Some things to remember:
- WRITE CLEARLY. A good paper is direct, unambiguous and describes all stages of the work in complete—but not superfluous—detail. You must provide this, while not causing confusion to the reader. Quality of writing will affect your grade.
- All plots, figures, and tables must have a title, labeled axes and a caption. There should be no confusion about what you’re trying to express, or why the plot was included.
- Do not include multiple figures that all convey the same information. Be succinct.
- Avoid redundancy. Do not describe the same component of your work twice.
- Do not include much code in your report. If your approach contains a new algorithm you developed, it may be appropriate for you to include its pseudocode, but do not copy and paste code from your editor. Do not include well-known algorithms like the perceptron training algorithm. (If you feel like you need to, instead include a citation to the literature that describes the algorithm, and provide a brief English description of what it does.)

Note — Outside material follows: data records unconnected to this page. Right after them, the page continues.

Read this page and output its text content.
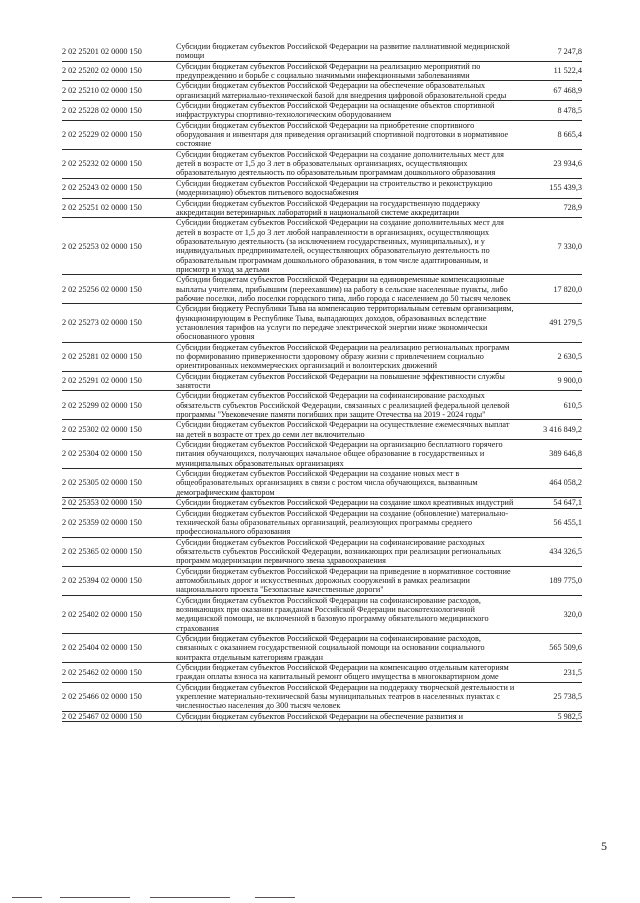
2 02 25201 02 0000 150	Субсидии бюджетам субъектов Российской Федерации на развитие паллиативной медицинской помощи	7 247,8
2 02 25202 02 0000 150	Субсидии бюджетам субъектов Российской Федерации на реализацию мероприятий по предупреждению и борьбе с социально значимыми инфекционными заболеваниями	11 522,4
2 02 25210 02 0000 150	Субсидии бюджетам субъектов Российской Федерации на обеспечение образовательных организаций материально-технической базой для внедрения цифровой образовательной среды	67 468,9
2 02 25228 02 0000 150	Субсидии бюджетам субъектов Российской Федерации на оснащение объектов спортивной инфраструктуры спортивно-технологическим оборудованием	8 478,5
2 02 25229 02 0000 150	Субсидии бюджетам субъектов Российской Федерации на приобретение спортивного оборудования и инвентаря для приведения организаций спортивной подготовки в нормативное состояние	8 665,4
2 02 25232 02 0000 150	Субсидии бюджетам субъектов Российской Федерации на создание дополнительных мест для детей в возрасте от 1,5 до 3 лет в образовательных организациях, осуществляющих образовательную деятельность по образовательным программам дошкольного образования	23 934,6
2 02 25243 02 0000 150	Субсидии бюджетам субъектов Российской Федерации на строительство и реконструкцию (модернизацию) объектов питьевого водоснабжения	155 439,3
2 02 25251 02 0000 150	Субсидии бюджетам субъектов Российской Федерации на государственную поддержку аккредитации ветеринарных лабораторий в национальной системе аккредитации	728,9
2 02 25253 02 0000 150	Субсидии бюджетам субъектов Российской Федерации на создание дополнительных мест для детей в возрасте от 1,5 до 3 лет любой направленности в организациях, осуществляющих образовательную деятельность (за исключением государственных, муниципальных), и у индивидуальных предпринимателей, осуществляющих образовательную деятельность по образовательным программам дошкольного образования, в том числе адаптированным, и присмотр и уход за детьми	7 330,0
2 02 25256 02 0000 150	Субсидии бюджетам субъектов Российской Федерации на единовременные компенсационные выплаты учителям, прибывшим (переехавшим) на работу в сельские населенные пункты, либо рабочие поселки, либо поселки городского типа, либо города с населением до 50 тысяч человек	17 820,0
2 02 25273 02 0000 150	Субсидии бюджету Республики Тыва на компенсацию территориальным сетевым организациям, функционирующим в Республике Тыва, выпадающих доходов, образованных вследствие установления тарифов на услуги по передаче электрической энергии ниже экономически обоснованного уровня	491 279,5
2 02 25281 02 0000 150	Субсидии бюджетам субъектов Российской Федерации на реализацию региональных программ по формированию приверженности здоровому образу жизни с привлечением социально ориентированных некоммерческих организаций и волонтерских движений	2 630,5
2 02 25291 02 0000 150	Субсидии бюджетам субъектов Российской Федерации на повышение эффективности службы занятости	9 900,0
2 02 25299 02 0000 150	Субсидии бюджетам субъектов Российской Федерации на софинансирование расходных обязательств субъектов Российской Федерации, связанных с реализацией федеральной целевой программы "Увековечение памяти погибших при защите Отечества на 2019 - 2024 годы"	610,5
2 02 25302 02 0000 150	Субсидии бюджетам субъектов Российской Федерации на осуществление ежемесячных выплат на детей в возрасте от трех до семи лет включительно	3 416 849,2
2 02 25304 02 0000 150	Субсидии бюджетам субъектов Российской Федерации на организацию бесплатного горячего питания обучающихся, получающих начальное общее образование в государственных и муниципальных образовательных организациях	389 646,8
2 02 25305 02 0000 150	Субсидии бюджетам субъектов Российской Федерации на создание новых мест в общеобразовательных организациях в связи с ростом числа обучающихся, вызванным демографическим фактором	464 058,2
2 02 25353 02 0000 150	Субсидии бюджетам субъектов Российской Федерации на создание школ креативных индустрий	54 647,1
2 02 25359 02 0000 150	Субсидии бюджетам субъектов Российской Федерации на создание (обновление) материально-технической базы образовательных организаций, реализующих программы среднего профессионального образования	56 455,1
2 02 25365 02 0000 150	Субсидии бюджетам субъектов Российской Федерации на софинансирование расходных обязательств субъектов Российской Федерации, возникающих при реализации региональных программ модернизации первичного звена здравоохранения	434 326,5
2 02 25394 02 0000 150	Субсидии бюджетам субъектов Российской Федерации на приведение в нормативное состояние автомобильных дорог и искусственных дорожных сооружений в рамках реализации национального проекта "Безопасные качественные дороги"	189 775,0
2 02 25402 02 0000 150	Субсидии бюджетам субъектов Российской Федерации на софинансирование расходов, возникающих при оказании гражданам Российской Федерации высокотехнологичной медицинской помощи, не включенной в базовую программу обязательного медицинского страхования	320,0
2 02 25404 02 0000 150	Субсидии бюджетам субъектов Российской Федерации на софинансирование расходов, связанных с оказанием государственной социальной помощи на основании социального контракта отдельным категориям граждан	565 509,6
2 02 25462 02 0000 150	Субсидии бюджетам субъектов Российской Федерации на компенсацию отдельным категориям граждан оплаты взноса на капитальный ремонт общего имущества в многоквартирном доме	231,5
2 02 25466 02 0000 150	Субсидии бюджетам субъектов Российской Федерации на поддержку творческой деятельности и укрепление материально-технической базы муниципальных театров в населенных пунктах с численностью населения до 300 тысяч человек	25 738,5
2 02 25467 02 0000 150	Субсидии бюджетам субъектов Российской Федерации на обеспечение развития и	5 982,5
5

- You may include back-references to things you’ve already discussed. Avoid forward references.
- Provide a title for your report.
Writing a paper is like composing a piece of art. Be deliberate in your choice of what to include, when to include it and how to express it. For example, don’t include every plot you generated; pick the ones that best demonstrate your results. Work on the clarity of your writing. At the end of the day, your report is all the reader has to generate an opinion about your work. You don’t want good work to be obscured by poor writing.
Formatting: please use a 10 to 12 point font with single spacing. If you use wide spacing or waste space unnecessarily, we will notice you have less content. Please divide your report clearly into sections/subsections. We suggest the ACL stylesheets, though they're not necessary to use.